La Vallée de la Planchette
Le Val du Levant se jetant dans la Baie de l'Antarctique
Mais il est tard, nous ne pouvons nous permettre que quelques minutes d’admiration avant de filer à toutes jambes en direction du Halage. Les garçons marchent à grandes enjambées loin devant moi, qui avec mes petites jambes ait l’impression de courir sur place ; cette fois-ci la traversée des plaques de neige complique d’autant plus le trajet, lorsque nous montions, l’on s’enfonçait progressivement dans les congères formées derrière les sursauts rocheux, mais maintenant que nous descendons, on tombe brutalement dans cinquante centimètres de neige sans préavis. Je crois que je ne me suis jamais autant de fois retrouvés à genoux pendant une randonnée, le nez dans la neige !
Nous redescendons à distance de la Grenouille par l’ouest, et atteignons le Hallage des Naufragés au triple galop, sous la pluie. Nous avions laissé une touque de vivres quelques jours plus tôt, à peine le temps de partager la charge et nous repartons vers l’opposé du Halage, direction la presqu’île Ronarch. En quelques minutes, nous passons d’une presqu’île à l’autre. Si une montée des eaux devait survenir dans les siècles à venir, presqu’île Ronarch et Jeanne d’Arc deviendraient à coup sûr des îles, tant ces deux Halages, celui des Naufragés et celui des Swains, sont plats et étroits.
Nouvelle ascension au quart de tour, un peu à droite de la tête d’homme.
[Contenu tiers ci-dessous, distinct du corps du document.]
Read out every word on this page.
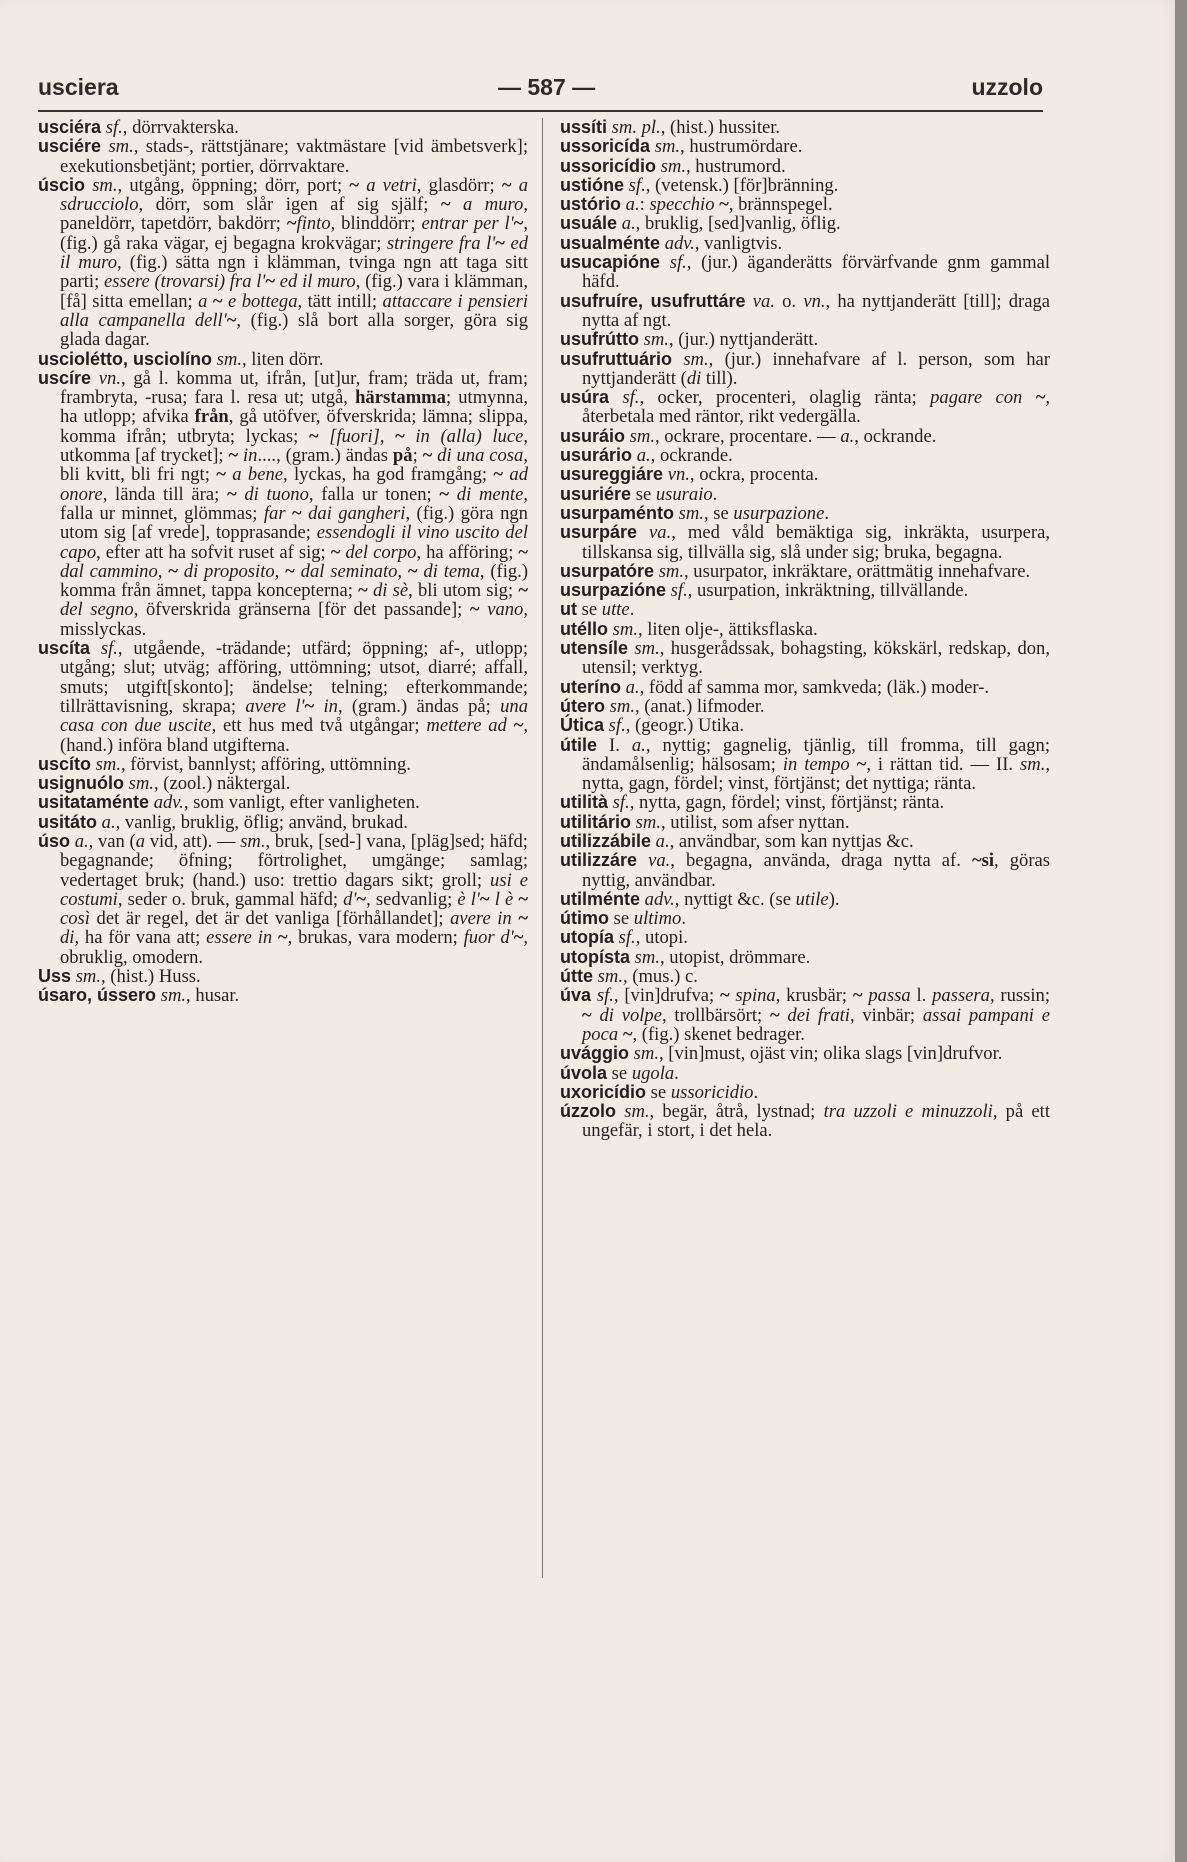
usciera	— 587 —	uzzolo

usciéra sf., dörrvakterska.

usciére sm., stads-, rättstjänare; vaktmästare [vid ämbetsverk]; exekutionsbetjänt; portier, dörrvaktare.

úscio sm., utgång, öppning; dörr, port; ~ a vetri, glasdörr; ~ a sdrucciolo, dörr, som slår igen af sig själf; ~ a muro, paneldörr, tapetdörr, bakdörr; ~finto, blinddörr; entrar per l'~, (fig.) gå raka vägar, ej begagna krokvägar; stringere fra l'~ ed il muro, (fig.) sätta ngn i klämman, tvinga ngn att taga sitt parti; essere (trovarsi) fra l'~ ed il muro, (fig.) vara i klämman, [få] sitta emellan; a ~ e bottega, tätt intill; attaccare i pensieri alla campanella dell'~, (fig.) slå bort alla sorger, göra sig glada dagar.

usciolétto, usciolíno sm., liten dörr.

uscíre vn., gå l. komma ut, ifrån, [ut]ur, fram; träda ut, fram; frambryta, -rusa; fara l. resa ut; utgå, härstamma; utmynna, ha utlopp; afvika från, gå utöfver, öfverskrida; lämna; slippa, komma ifrån; utbryta; lyckas; ~ [fuori], ~ in (alla) luce, utkomma [af trycket]; ~ in...., (gram.) ändas på; ~ di una cosa, bli kvitt, bli fri ngt; ~ a bene, lyckas, ha god framgång; ~ ad onore, lända till ära; ~ di tuono, falla ur tonen; ~ di mente, falla ur minnet, glömmas; far ~ dai gangheri, (fig.) göra ngn utom sig [af vrede], topprasande; essendogli il vino uscito del capo, efter att ha sofvit ruset af sig; ~ del corpo, ha afföring; ~ dal cammino, ~ di proposito, ~ dal seminato, ~ di tema, (fig.) komma från ämnet, tappa koncepterna; ~ di sè, bli utom sig; ~ del segno, öfverskrida gränserna [för det passande]; ~ vano, misslyckas.

uscíta sf., utgående, -trädande; utfärd; öppning; af-, utlopp; utgång; slut; utväg; afföring, uttömning; utsot, diarré; affall, smuts; utgift[skonto]; ändelse; telning; efterkommande; tillrättavisning, skrapa; avere l'~ in, (gram.) ändas på; una casa con due uscite, ett hus med två utgångar; mettere ad ~, (hand.) införa bland utgifterna.

uscíto sm., förvist, bannlyst; afföring, uttömning.

usignuólo sm., (zool.) näktergal.

usitataménte adv., som vanligt, efter vanligheten.

usitáto a., vanlig, bruklig, öflig; använd, brukad.

úso a., van (a vid, att). — sm., bruk, [sed-] vana, [pläg]sed; häfd; begagnande; öfning; förtrolighet, umgänge; samlag; vedertaget bruk; (hand.) uso: trettio dagars sikt; groll; usi e costumi, seder o. bruk, gammal häfd; d'~, sedvanlig; è l'~ l è ~ così det är regel, det är det vanliga [förhållandet]; avere in ~ di, ha för vana att; essere in ~, brukas, vara modern; fuor d'~, obruklig, omodern.

Uss sm., (hist.) Huss.

úsaro, ússero sm., husar.

ussíti sm. pl., (hist.) hussiter.

ussoricída sm., hustrumördare.

ussoricídio sm., hustrumord.

ustióne sf., (vetensk.) [för]bränning.

ustório a.: specchio ~, brännspegel.

usuále a., bruklig, [sed]vanlig, öflig.

usualménte adv., vanligtvis.

usucapióne sf., (jur.) äganderätts förvärfvande gnm gammal häfd.

usufruíre, usufruttáre va. o. vn., ha nyttjanderätt [till]; draga nytta af ngt.

usufrútto sm., (jur.) nyttjanderätt.

usufruttuário sm., (jur.) innehafvare af l. person, som har nyttjanderätt (di till).

usúra sf., ocker, procenteri, olaglig ränta; pagare con ~, återbetala med räntor, rikt vedergälla.

usuráio sm., ockrare, procentare. — a., ockrande.

usurário a., ockrande.

usureggiáre vn., ockra, procenta.

usuriére se usuraio.

usurpaménto sm., se usurpazione.

usurpáre va., med våld bemäktiga sig, inkräkta, usurpera, tillskansa sig, tillvälla sig, slå under sig; bruka, begagna.

usurpatóre sm., usurpator, inkräktare, orättmätig innehafvare.

usurpazióne sf., usurpation, inkräktning, tillvällande.

ut se utte.

utéllo sm., liten olje-, ättiksflaska.

utensíle sm., husgerådssak, bohagsting, kökskärl, redskap, don, utensil; verktyg.

uteríno a., född af samma mor, samkveda; (läk.) moder-.

útero sm., (anat.) lifmoder.

Útica sf., (geogr.) Utika.

útile I. a., nyttig; gagnelig, tjänlig, till fromma, till gagn; ändamålsenlig; hälsosam; in tempo ~, i rättan tid. — II. sm., nytta, gagn, fördel; vinst, förtjänst; det nyttiga; ränta.

utilità sf., nytta, gagn, fördel; vinst, förtjänst; ränta.

utilitário sm., utilist, som afser nyttan.

utilizzábile a., användbar, som kan nyttjas &c.

utilizzáre va., begagna, använda, draga nytta af. ~si, göras nyttig, användbar.

utilménte adv., nyttigt &c. (se utile).

útimo se ultimo.

utopía sf., utopi.

utopísta sm., utopist, drömmare.

útte sm., (mus.) c.

úva sf., [vin]drufva; ~ spina, krusbär; ~ passa l. passera, russin; ~ di volpe, trollbärsört; ~ dei frati, vinbär; assai pampani e poca ~, (fig.) skenet bedrager.

uvággio sm., [vin]must, ojäst vin; olika slags [vin]drufvor.

úvola se ugola.

uxoricídio se ussoricidio.

úzzolo sm., begär, åtrå, lystnad; tra uzzoli e minuzzoli, på ett ungefär, i stort, i det hela.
Parvenus au sommet, nous faisons une VAC avec Gégé (on ne capte pas à la cabane) puis redesendons en direction de la grande vallée de Phonolite qui disparaît déjà dans la pénombre de fin de journée.
La Vallée de Phonolite, et dans le prolongement la baie Greenland
Ce sont de terribles rafales à 60 nœuds qui nous accueillent sur l’autre versant, et lorsque nous atteignons enfin la petite cabane de Phonolite, chacun de nous est heureux de poser son sac, défaire ses chaussures, retirer ses vêtements trempés.
La cabane de Phonolite
(construite dans les années 80 pour l'étude géologique des sommets entourant la vallée de Phonolite - nom d'une roche volcanique qui, là où le basalte est noire, est quant à elle claire)
Hooo le gourmand... Nutella sur riz au lait lyophylisé
Une belle soirée dans une superbe petite cabane en bois nous attend ; demain matin Gwen et l’Aventure II viennent nous récupérer. C’est la fin d’une belle aventure, en bien belle compagnie, dans un bien bel endroit.